Wabup Sintang Kosong, Heri Jambri: Jika Besok Diusulkan, Lusa Siap Paripurna

oleh
Pimpinan DPRD Sintang bersama Sekda Sintang menerima berkas yang berisi poin tuntutan Koalisi Masyarakat Sintang.

BERITA-AKTUAL.COM – DPRD Sintang menerima audiensi puluhan massa yang menamakan dirinya sebagai Koalisi Masyarakat Sintang, Rabu 7 Juli 2022 di ruang rapat paripurna.

Dikesempatan itu, massa sempat merangsak masuk saat DPRD Sintang sedang menggelar rapat paripurna. Agenda rapat paripurna tersebut adalah penyampaian pandangan umum fraksi-fraksi DPRD Sintang terhadap Raperda tentang Pertanggungjawaban Pelaksanaan Anggaran Pendapatan dan Belanja Daerah (APBD) tahun 2021.

Setelah pimpinan yakni Wakil Ketua II DPRD Sintang Heri Jambri menutup rapat paripurna, perwakilan massa dipersilahkan untuk menyampaikan aspirasinya. Hadir juga saat itu, Sekda Sintang Yosepha Hasnah, forkopimda, anggota DPRD Sintang serta pimpinan Organisasi Perangkat Daerah (OPD).

Dalam audiensinya, perwakilan massa menyampaikan berbagai poin tuntutan. Salah satunya mendesak pengisian jabatan Wakil Bupati Sintang yang kosong sejak Sudiyanto meninggal dunia 18 September 2021 silam.

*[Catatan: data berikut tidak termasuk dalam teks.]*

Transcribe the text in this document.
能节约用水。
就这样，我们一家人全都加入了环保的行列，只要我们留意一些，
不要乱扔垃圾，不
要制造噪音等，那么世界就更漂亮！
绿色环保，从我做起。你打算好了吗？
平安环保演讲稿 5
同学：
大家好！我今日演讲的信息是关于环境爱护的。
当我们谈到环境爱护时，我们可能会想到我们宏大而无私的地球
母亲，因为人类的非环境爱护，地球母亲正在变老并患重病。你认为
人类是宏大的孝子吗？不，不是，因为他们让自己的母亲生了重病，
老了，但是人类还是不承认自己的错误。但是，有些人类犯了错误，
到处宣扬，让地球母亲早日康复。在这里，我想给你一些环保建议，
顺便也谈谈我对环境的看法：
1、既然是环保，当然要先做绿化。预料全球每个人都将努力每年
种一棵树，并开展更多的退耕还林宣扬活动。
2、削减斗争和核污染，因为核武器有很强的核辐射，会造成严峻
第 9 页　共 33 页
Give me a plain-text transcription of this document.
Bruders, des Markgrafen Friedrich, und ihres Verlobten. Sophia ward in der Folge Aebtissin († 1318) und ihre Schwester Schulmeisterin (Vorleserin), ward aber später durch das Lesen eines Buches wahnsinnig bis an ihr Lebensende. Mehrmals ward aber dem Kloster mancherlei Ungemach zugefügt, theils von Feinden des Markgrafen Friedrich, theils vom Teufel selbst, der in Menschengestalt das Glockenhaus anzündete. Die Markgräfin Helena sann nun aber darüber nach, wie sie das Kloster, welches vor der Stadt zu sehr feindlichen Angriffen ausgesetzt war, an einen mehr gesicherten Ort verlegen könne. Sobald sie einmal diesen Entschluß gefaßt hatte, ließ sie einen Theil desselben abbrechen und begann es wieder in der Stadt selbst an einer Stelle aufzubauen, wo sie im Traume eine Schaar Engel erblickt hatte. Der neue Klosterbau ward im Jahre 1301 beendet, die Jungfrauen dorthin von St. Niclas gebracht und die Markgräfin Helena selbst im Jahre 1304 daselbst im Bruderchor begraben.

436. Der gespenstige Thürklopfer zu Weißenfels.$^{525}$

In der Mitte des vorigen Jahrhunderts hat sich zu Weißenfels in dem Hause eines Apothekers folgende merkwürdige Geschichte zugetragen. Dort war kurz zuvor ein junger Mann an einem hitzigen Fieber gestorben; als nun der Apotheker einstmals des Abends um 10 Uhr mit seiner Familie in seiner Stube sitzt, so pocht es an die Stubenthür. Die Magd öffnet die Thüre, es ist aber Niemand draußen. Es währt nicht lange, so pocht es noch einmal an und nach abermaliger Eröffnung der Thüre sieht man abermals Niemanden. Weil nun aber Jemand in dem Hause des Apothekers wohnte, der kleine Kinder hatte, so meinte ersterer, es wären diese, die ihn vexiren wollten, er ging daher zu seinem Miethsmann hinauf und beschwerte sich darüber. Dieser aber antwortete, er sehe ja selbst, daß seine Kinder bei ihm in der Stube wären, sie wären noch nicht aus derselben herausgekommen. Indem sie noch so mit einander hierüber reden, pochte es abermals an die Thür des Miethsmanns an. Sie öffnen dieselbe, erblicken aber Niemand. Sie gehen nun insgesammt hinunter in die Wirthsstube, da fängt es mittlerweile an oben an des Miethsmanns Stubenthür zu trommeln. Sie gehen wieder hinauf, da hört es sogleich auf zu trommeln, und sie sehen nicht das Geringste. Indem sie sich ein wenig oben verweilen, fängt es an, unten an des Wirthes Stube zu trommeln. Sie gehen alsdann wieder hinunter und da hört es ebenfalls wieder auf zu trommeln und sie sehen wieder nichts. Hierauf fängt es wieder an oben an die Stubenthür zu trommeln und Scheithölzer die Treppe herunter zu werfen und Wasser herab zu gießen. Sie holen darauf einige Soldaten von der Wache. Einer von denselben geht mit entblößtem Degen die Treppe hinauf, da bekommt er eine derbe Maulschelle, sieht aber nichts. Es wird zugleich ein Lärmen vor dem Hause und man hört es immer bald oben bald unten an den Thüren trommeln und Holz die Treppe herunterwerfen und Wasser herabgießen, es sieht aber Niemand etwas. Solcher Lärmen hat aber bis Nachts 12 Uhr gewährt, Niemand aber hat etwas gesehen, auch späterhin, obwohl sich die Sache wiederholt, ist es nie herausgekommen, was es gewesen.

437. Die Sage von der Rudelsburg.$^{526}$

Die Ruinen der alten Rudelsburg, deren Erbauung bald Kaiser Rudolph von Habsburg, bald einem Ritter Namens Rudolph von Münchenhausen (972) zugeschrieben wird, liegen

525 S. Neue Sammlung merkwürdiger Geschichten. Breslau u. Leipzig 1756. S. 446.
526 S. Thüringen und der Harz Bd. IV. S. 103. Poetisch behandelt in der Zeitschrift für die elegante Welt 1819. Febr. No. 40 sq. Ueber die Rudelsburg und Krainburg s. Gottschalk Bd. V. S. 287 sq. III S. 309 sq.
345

Penyampaian aspirasi Koalisi Masyarakat Sintang langsung direspon Wakil Ketua II DPRD Sintang, Heri Jambri. “Saya atas nama lembaga DPRD menyampaikan banyak terima kasih atas aspirasinya,” kata Heri Jambri.

Terkait persoalan pengisian Wakil Bupati Sintang, Heri menyebut bahwa hal itu sudah disampaikan secara resmi oleh Fraksi saat sidang paripurna.

“Beberapa waktu lalu, saya juga menerima demo yang mendesak pengisian Wakil Bupati. Untuk pengisian jabatan tersebut, kembali lagi ke partai pengusung,” katanya.

“Mudah-mudahan koalisi segera menyampaikan kepada pada Bupati. Jika Bupati besok hari mengusulkan ke dewan, kami siap melaksanakan paripurna Pak, itu untuk mengisi posisi Wakil Bupati,” tegasnya.

Andreas, salah satu Koalisi Masyarakat Sintang mengungkapkan, kedatanganya ke DPRD Sintang untuk menyampaikan beberapa hal. Poin pertama adalah mempertanyakan pengisian jabatan Wakil Bupati yang hingga sekarang belum ada tiitik terang.

Andreas juga mendesak Wakil Bupati Sintang bisa dilantik paling lambat tanggal 17 Agustus 2022. “Apabila tidak dilaksanakan sebelum tanggal 17 Agustus 2022, maka massa akan turun atas nama rakyat,” tegasnya.